Why AI Struggles With Indian Languages
Artificial Intelligence, particularly large language models (LLMs), learns from vast amounts of text and data. The problem is, most of this data is in English. For India, a nation with 22 official languages and hundreds of dialects, this creates a huge
gap. AI models often fail to grasp the complex grammar, script variations (like Devanagari vs. Perso-Arabic for Hindi/Urdu), and cultural nuances embedded in our languages. This scarcity of high-quality digital data for languages like Marathi, Bengali, or Tamil means that AI translations can sound robotic, miss context, or be just plain wrong. This isn't just about awkward phrasing; it's a fundamental quality issue that affects how useful these tools can be for over a billion people.
The Translation Quality Conundrum
Poor translation quality is more than an inconvenience; it's a risk. Inaccurate AI output can have serious consequences in critical sectors like healthcare and finance.
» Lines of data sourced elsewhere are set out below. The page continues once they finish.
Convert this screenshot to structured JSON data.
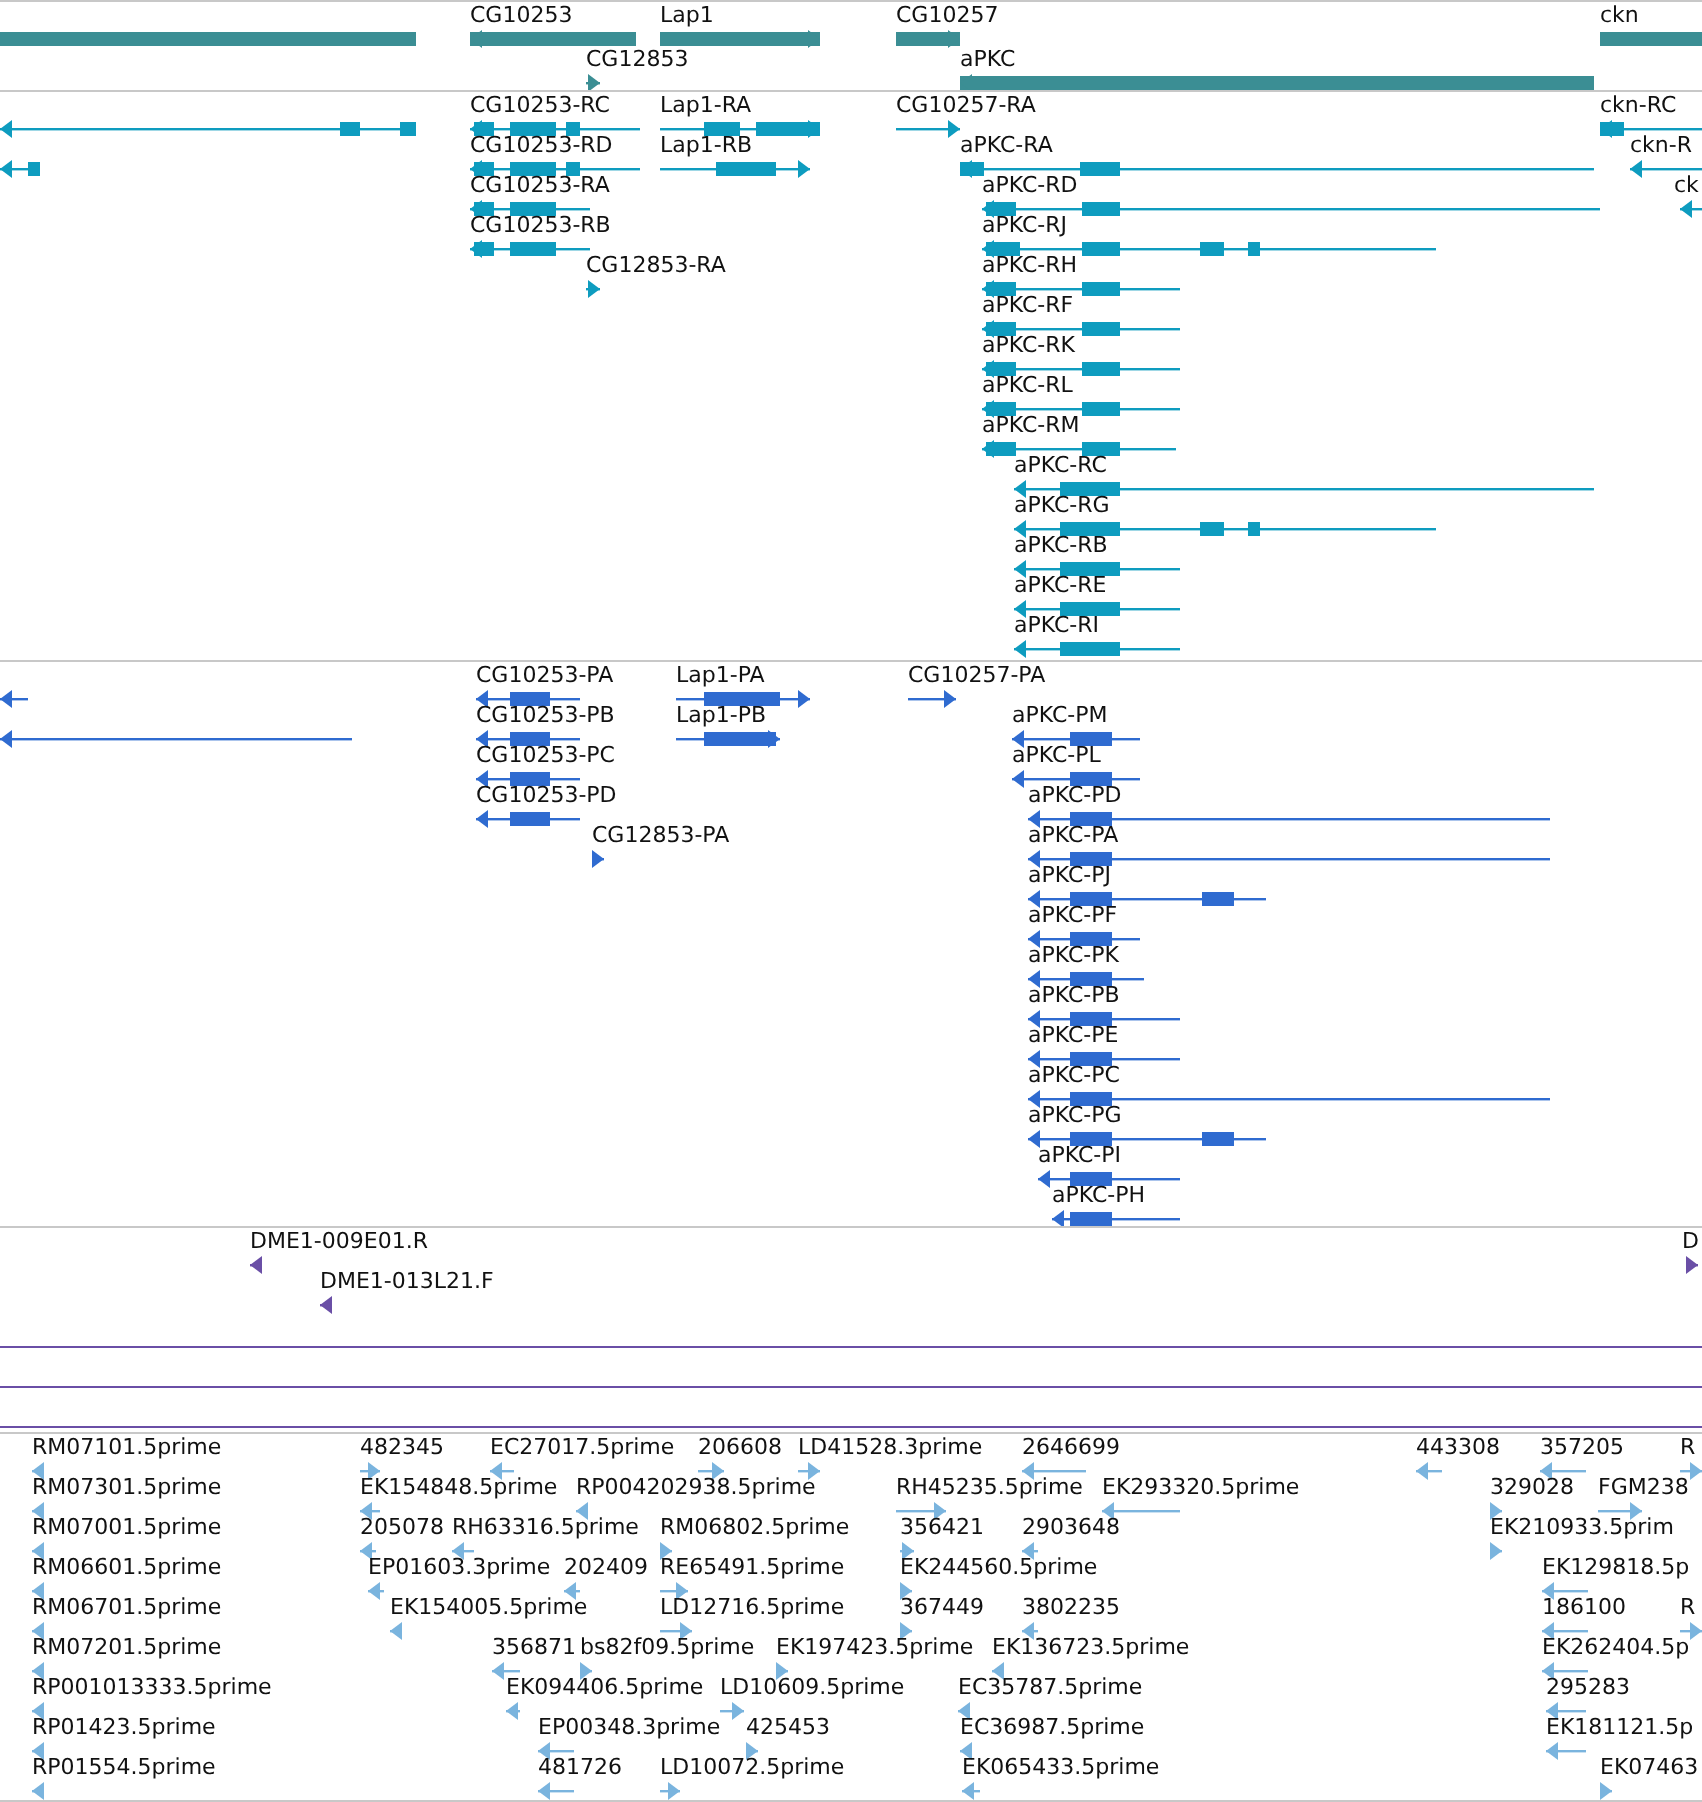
{
  "tracks": [
    {
      "kind": "genes",
      "features": [
        {
          "reverse": true
        },
        {
          "label": "CG10253",
          "reverse": true
        },
        {
          "label": "Lap1",
          "reverse": false
        },
        {
          "label": "CG10257",
          "reverse": false
        },
        {
          "label": "ckn"
        },
        {
          "label": "CG12853",
          "reverse": false
        },
        {
          "label": "aPKC",
          "reverse": true
        }
      ]
    },
    {
      "kind": "transcripts",
      "features": [
        {
          "reverse": true
        },
        {
          "label": "CG10253-RC",
          "reverse": true
        },
        {
          "label": "Lap1-RA",
          "reverse": false
        },
        {
          "label": "CG10257-RA",
          "reverse": false
        },
        {
          "label": "ckn-RC",
          "reverse": true
        },
        {
          "reverse": true
        },
        {
          "label": "CG10253-RD",
          "reverse": true
        },
        {
          "label": "Lap1-RB",
          "reverse": false
        },
        {
          "label": "aPKC-RA",
          "reverse": true
        },
        {
          "label": "ckn-R",
          "reverse": true
        },
        {
          "label": "CG10253-RA",
          "reverse": true
        },
        {
          "label": "aPKC-RD",
          "reverse": true
        },
        {
          "label": "ck",
          "reverse": true
        },
        {
          "label": "CG10253-RB",
          "reverse": true
        },
        {
          "label": "aPKC-RJ",
          "reverse": true
        },
        {
          "label": "CG12853-RA",
          "reverse": false
        },
        {
          "label": "aPKC-RH",
          "reverse": true
        },
        {
          "label": "aPKC-RF",
          "reverse": true
        },
        {
          "label": "aPKC-RK",
          "reverse": true
        },
        {
          "label": "aPKC-RL",
          "reverse": true
        },
        {
          "label": "aPKC-RM",
          "reverse": true
        },
        {
          "label": "aPKC-RC",
          "reverse": true
        },
        {
          "label": "aPKC-RG",
          "reverse": true
        },
        {
          "label": "aPKC-RB",
          "reverse": true
        },
        {
          "label": "aPKC-RE",
          "reverse": true
        },
        {
          "label": "aPKC-RI",
          "reverse": true
        }
      ]
    },
    {
      "kind": "proteins",
      "features": [
        {
          "reverse": true
        },
        {
          "label": "CG10253-PA",
          "reverse": true
        },
        {
          "label": "Lap1-PA",
          "reverse": false
        },
        {
          "label": "CG10257-PA",
          "reverse": false
        },
        {
          "reverse": true
        },
        {
          "label": "CG10253-PB",
          "reverse": true
        },
        {
          "label": "Lap1-PB",
          "reverse": false
        },
        {
          "label": "aPKC-PM",
          "reverse": true
        },
        {
          "label": "CG10253-PC",
          "reverse": true
        },
        {
          "label": "aPKC-PL",
          "reverse": true
        },
        {
          "label": "CG10253-PD",
          "reverse": true
        },
        {
          "label": "aPKC-PD",
          "reverse": true
        },
        {
          "label": "CG12853-PA",
          "reverse": false
        },
        {
          "label": "aPKC-PA",
          "reverse": true
        },
        {
          "label": "aPKC-PJ",
          "reverse": true
        },
        {
          "label": "aPKC-PF",
          "reverse": true
        },
        {
          "label": "aPKC-PK",
          "reverse": true
        },
        {
          "label": "aPKC-PB",
          "reverse": true
        },
        {
          "label": "aPKC-PE",
          "reverse": true
        },
        {
          "label": "aPKC-PC",
          "reverse": true
        },
        {
          "label": "aPKC-PG",
          "reverse": true
        },
        {
          "label": "aPKC-PI",
          "reverse": true
        },
        {
          "label": "aPKC-PH",
          "reverse": true
        }
      ]
    },
    {
      "kind": "clones",
      "features": [
        {
          "label": "DME1-009E01.R",
          "reverse": true
        },
        {
          "label": "D",
          "reverse": false
        },
        {
          "label": "DME1-013L21.F",
          "reverse": true
        }
      ]
    },
    {
      "kind": "ests",
      "features": [
        {
          "label": "RM07101.5prime",
          "reverse": true
        },
        {
          "label": "482345",
          "reverse": false
        },
        {
          "label": "EC27017.5prime",
          "reverse": true
        },
        {
          "label": "206608",
          "reverse": false
        },
        {
          "label": "LD41528.3prime",
          "reverse": false
        },
        {
          "label": "2646699",
          "reverse": true
        },
        {
          "label": "443308",
          "reverse": true
        },
        {
          "label": "357205",
          "reverse": true
        },
        {
          "label": "R",
          "reverse": false
        },
        {
          "label": "RM07301.5prime",
          "reverse": true
        },
        {
          "label": "EK154848.5prime",
          "reverse": true
        },
        {
          "label": "RP004202938.5prime",
          "reverse": true
        },
        {
          "label": "RH45235.5prime",
          "reverse": false
        },
        {
          "label": "EK293320.5prime",
          "reverse": true
        },
        {
          "label": "329028",
          "reverse": false
        },
        {
          "label": "FGM238",
          "reverse": false
        },
        {
          "label": "RM07001.5prime",
          "reverse": true
        },
        {
          "label": "205078",
          "reverse": true
        },
        {
          "label": "RH63316.5prime",
          "reverse": true
        },
        {
          "label": "RM06802.5prime",
          "reverse": false
        },
        {
          "label": "356421",
          "reverse": false
        },
        {
          "label": "2903648",
          "reverse": true
        },
        {
          "label": "EK210933.5prim",
          "reverse": false
        },
        {
          "label": "RM06601.5prime",
          "reverse": true
        },
        {
          "label": "EP01603.3prime",
          "reverse": true
        },
        {
          "label": "202409",
          "reverse": true
        },
        {
          "label": "RE65491.5prime",
          "reverse": false
        },
        {
          "label": "EK244560.5prime",
          "reverse": false
        },
        {
          "label": "EK129818.5p",
          "reverse": true
        },
        {
          "label": "RM06701.5prime",
          "reverse": true
        },
        {
          "label": "EK154005.5prime",
          "reverse": true
        },
        {
          "label": "LD12716.5prime",
          "reverse": false
        },
        {
          "label": "367449",
          "reverse": false
        },
        {
          "label": "3802235",
          "reverse": true
        },
        {
          "label": "186100",
          "reverse": true
        },
        {
          "label": "R",
          "reverse": false
        },
        {
          "label": "RM07201.5prime",
          "reverse": true
        },
        {
          "label": "356871",
          "reverse": true
        },
        {
          "label": "bs82f09.5prime",
          "reverse": false
        },
        {
          "label": "EK197423.5prime",
          "reverse": false
        },
        {
          "label": "EK136723.5prime",
          "reverse": true
        },
        {
          "label": "EK262404.5p",
          "reverse": true
        },
        {
          "label": "RP001013333.5prime",
          "reverse": true
        },
        {
          "label": "EK094406.5prime",
          "reverse": true
        },
        {
          "label": "LD10609.5prime",
          "reverse": false
        },
        {
          "label": "EC35787.5prime",
          "reverse": true
        },
        {
          "label": "295283",
          "reverse": true
        },
        {
          "label": "RP01423.5prime",
          "reverse": true
        },
        {
          "label": "EP00348.3prime",
          "reverse": true
        },
        {
          "label": "425453",
          "reverse": false
        },
        {
          "label": "EC36987.5prime",
          "reverse": true
        },
        {
          "label": "EK181121.5p",
          "reverse": true
        },
        {
          "label": "RP01554.5prime",
          "reverse": true
        },
        {
          "label": "481726",
          "reverse": true
        },
        {
          "label": "LD10072.5prime",
          "reverse": false
        },
        {
          "label": "EK065433.5prime",
          "reverse": true
        },
        {
          "label": "EK07463",
          "reverse": false
        }
      ]
    }
  ]
}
Imagine a medical prescription or a legal contract being mistranslated by an AI tool that doesn't understand specific terminology or local idioms. The results could range from financial loss to life-altering health outcomes. While AI is getting better, it still struggles with preserving sentiment and context, especially in poetic or philosophical content, which is rich in Indian literature. A fluent-sounding sentence is not proof of accuracy, and relying on unverified AI translation for important tasks introduces a significant, often hidden, risk.
Local Data Processing: Your Data, Your Device
When you use most AI apps, your data—be it a voice note, a photo, or a private document—is sent over the internet to a massive data centre, often in another country. This is called cloud processing. An alternative is local processing, where the AI model runs directly on your phone or computer. The primary advantage of local processing is privacy. By keeping your data on your own device, you eliminate the risks associated with sending sensitive information to a third-party server. This gives you full control, ensures your data isn't used for purposes you didn't consent to, and makes it easier to comply with data protection laws.
Privacy, the Law, and a ₹250 Crore Penalty
India's Digital Personal Data Protection (DPDP) Act, now in its enforcement phase in 2026, has major implications for AI. The law mandates that organisations get explicit consent from users before processing their personal data and holds them accountable for any breaches, with penalties as high as ₹250 crore per violation. When Indian user data is sent to a cloud AI server abroad, it can create a legal minefield. Companies remain responsible for what happens to that data, even if it's on a third-party server. The DPDP Act's rules on consent, data minimisation, and accountability make cloud-based AI for sensitive information a significant compliance challenge for Indian businesses. In fact, a 2026 survey found that 72% of Indian enterprises were not yet fully compliant with the act.
The Promise of Homegrown AI
To tackle these challenges, India is investing heavily in 'Sovereign AI'—models built in India, for India. Initiatives like the government-backed BharatGen aim to create foundational AI models for all 22 official languages, reducing reliance on foreign tech. Companies like Sarvam AI are also launching powerful open-source models trained on Indian data, designed to understand our languages and context better. Furthermore, research institutions like AI4Bharat at IIT Madras are developing open-source tools for Indian language translation, speech recognition, and text-to-speech, creating a robust ecosystem that developers can build upon. This focus on building local capacity is crucial for creating AI that is not only accurate but also culturally and contextually aware.